FP8 support on H100

with H100 supporting FP8, is there any plan to support FP8 training in pytorch?
Looks like the only alternative is to use FP8 through nvidia transformer engine. Even transformer engine doesn’t support all nn modules like conv layers for FP8 support.

@drisspg has been working on this

@marksaroufim is there a timeline for the feature to be available?

Hey @navmarri we actually have landed some fp8 primitives already in PyTorch. Specifically we have landed fp8e4m3 and fp8e5m2 datatypes and a private function (with no BC/FC guarantees) for doing scaled matmul on h100 machines.
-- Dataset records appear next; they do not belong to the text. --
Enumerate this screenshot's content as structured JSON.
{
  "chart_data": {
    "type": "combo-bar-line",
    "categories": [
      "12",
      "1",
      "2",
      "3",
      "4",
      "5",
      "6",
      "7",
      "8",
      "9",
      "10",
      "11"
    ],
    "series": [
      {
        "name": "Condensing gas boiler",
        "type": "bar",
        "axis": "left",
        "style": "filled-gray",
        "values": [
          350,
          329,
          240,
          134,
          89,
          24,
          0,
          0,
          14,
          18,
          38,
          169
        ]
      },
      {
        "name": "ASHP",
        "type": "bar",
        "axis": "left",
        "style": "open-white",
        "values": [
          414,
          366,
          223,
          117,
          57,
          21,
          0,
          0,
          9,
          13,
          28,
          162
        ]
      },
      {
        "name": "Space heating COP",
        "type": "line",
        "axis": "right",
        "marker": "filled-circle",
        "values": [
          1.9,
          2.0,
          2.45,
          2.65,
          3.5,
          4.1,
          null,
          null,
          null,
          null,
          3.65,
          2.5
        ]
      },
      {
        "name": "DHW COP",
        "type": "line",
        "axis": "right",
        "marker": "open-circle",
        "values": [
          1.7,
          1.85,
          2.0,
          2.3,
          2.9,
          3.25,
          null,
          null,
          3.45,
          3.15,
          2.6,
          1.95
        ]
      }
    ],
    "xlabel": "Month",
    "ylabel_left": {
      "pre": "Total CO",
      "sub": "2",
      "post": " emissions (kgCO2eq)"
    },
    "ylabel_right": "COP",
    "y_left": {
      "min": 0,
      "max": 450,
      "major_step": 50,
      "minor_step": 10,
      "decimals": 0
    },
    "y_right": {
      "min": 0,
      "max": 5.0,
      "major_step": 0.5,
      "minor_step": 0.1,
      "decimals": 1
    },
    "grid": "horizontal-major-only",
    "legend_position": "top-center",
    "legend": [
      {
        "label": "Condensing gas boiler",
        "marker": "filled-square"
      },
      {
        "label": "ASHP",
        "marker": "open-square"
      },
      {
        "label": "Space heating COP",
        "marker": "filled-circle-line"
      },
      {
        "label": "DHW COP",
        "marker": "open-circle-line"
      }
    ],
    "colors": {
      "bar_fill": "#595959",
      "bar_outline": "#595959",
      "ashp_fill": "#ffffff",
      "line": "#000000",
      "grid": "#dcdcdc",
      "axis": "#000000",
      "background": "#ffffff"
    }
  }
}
For a quick example script of how you can use it, check out:

@drisspg awesome!
does this work with FP8 precision training using FSDP on H100s?

As I know (and also be mentioned in Nvidia/TransformerEngine)
RTX 4000 series (compute capibility 8.9) should also support FP8 computing.
Does pytorch support that too?
or for now it is only for H100 and need further works for sm8.9 cards?

Is the mixed precision support planned for FP8?

There was an announcement in JAN in the dev forum:

TransformerEngine supports FP8 for a long time now. Alternatively you can also play around with pytorch-labs/float8_experimental.

Thanks, my point was more related to pytorch AMP support.